Check usage on the HPC nodes
Sometimes the HPC is busy (especially during sememster break when researchers don’t have teaching commitments), and sometimes the HPC is quiet. How do you check the current status of the cluster? On the login node, you can run a few commands to see a list of the nodes. Please note that not all nodes are available to all users. Only a subset is available.
[s1234567@clogin1.rcs.griffith.edu.au ~]$ qhost
This command will give an indication of the currently available resources.
[s1234567@clogin1.rcs.griffith.edu.au ~]$ pbsnodes -aSj
This command will give the queue configuration
[s1234567@clogin1.rcs.griffith.edu.au ~]$ qstat -q
You can run your job on a specific node using one of the following commands in your scheduler script.
#PBS -l nodes = 'node_name'
#PBS --constraint = 'node_name'
How would you estimate resources for the following jobs
You have 500 DNA samples, you want to run each sample independently through a bioinformatics script that you wrote.
Solution
Are the samples all the same size? If so then run several random samples through your bioinformatics script, take note on how long each run took, average the times if nesecarry. Then linearly scale that time up to 500 samples, add some more time for good measures.

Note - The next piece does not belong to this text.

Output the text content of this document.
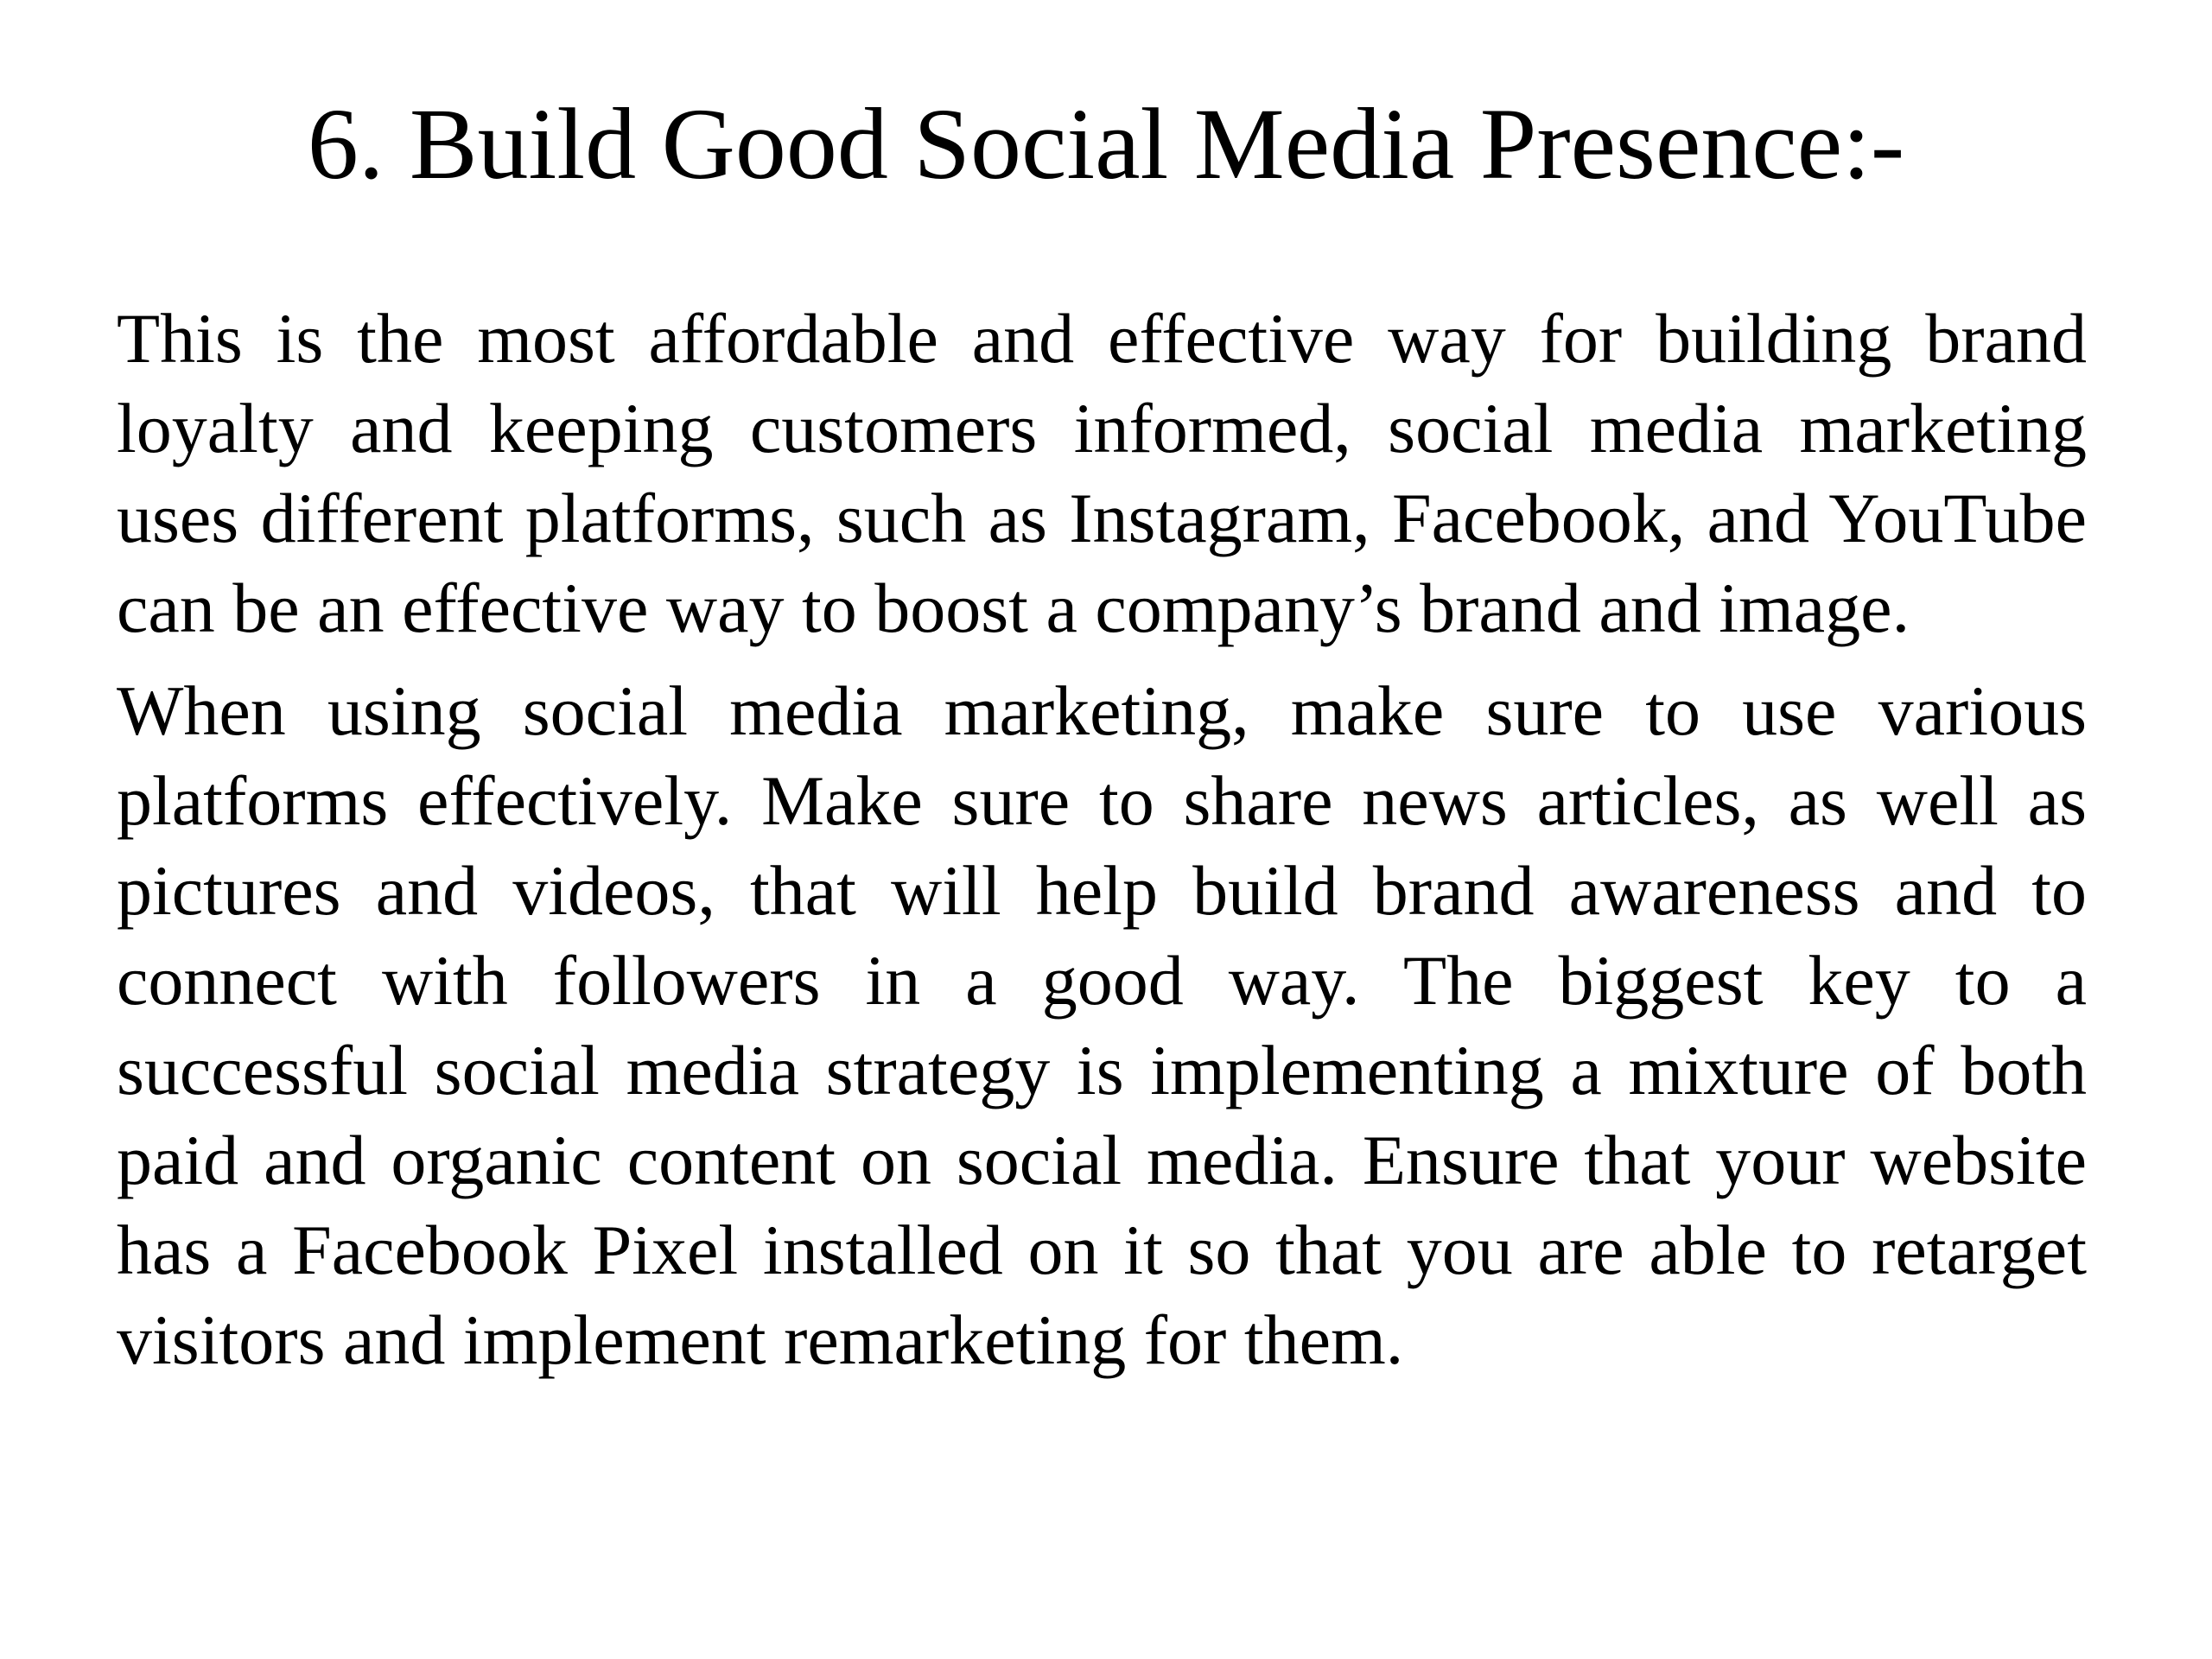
6. Build Good Social Media Presence:-

This is the most affordable and effective way for building brand loyalty and keeping customers informed, social media marketing uses different platforms, such as Instagram, Facebook, and YouTube can be an effective way to boost a company’s brand and image.

When using social media marketing, make sure to use various platforms effectively. Make sure to share news articles, as well as pictures and videos, that will help build brand awareness and to connect with followers in a good way. The biggest key to a successful social media strategy is implementing a mixture of both paid and organic content on social media. Ensure that your website has a Facebook Pixel installed on it so that you are able to retarget visitors and implement remarketing for them.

You have a single DNA sample and a bioinformatics script runs 1000 simulations on it.
Solution
Does each simulation take about the same amount of time to run? Not sure then check. Take the time/average time to run 1 simulation and linearly scale it up to 1000, and add some extra time for good measure.
You have a 100 DNA samples and a bioinformatics script that runs 1000 simulations on each sample.
Solution
Does each simulation and each sample take about the same amount of time to run? Not sure then check. Take the time/average time to run 1 simulation on one sample and linearly scale it up to 100 samples and 1000 simulations, and add some extra time for good measure.
You have a 100 DNA samples and your bioinformatics script does some one-off preprocessing on each sample then runs it through 1000 simulations.
Solution
Does each simulation and each sample take about the same amount of time to run? Not sure then check. Assuming that they take the same amount of time. Take the time:
- to preprocess each DNA sample once, this will be scaled up to 100 samples (as it only runs once).
- to run 1 simulation on one sample, linearly scale it up to 100 samples and 1000 simulations
- add some extra time for good measure.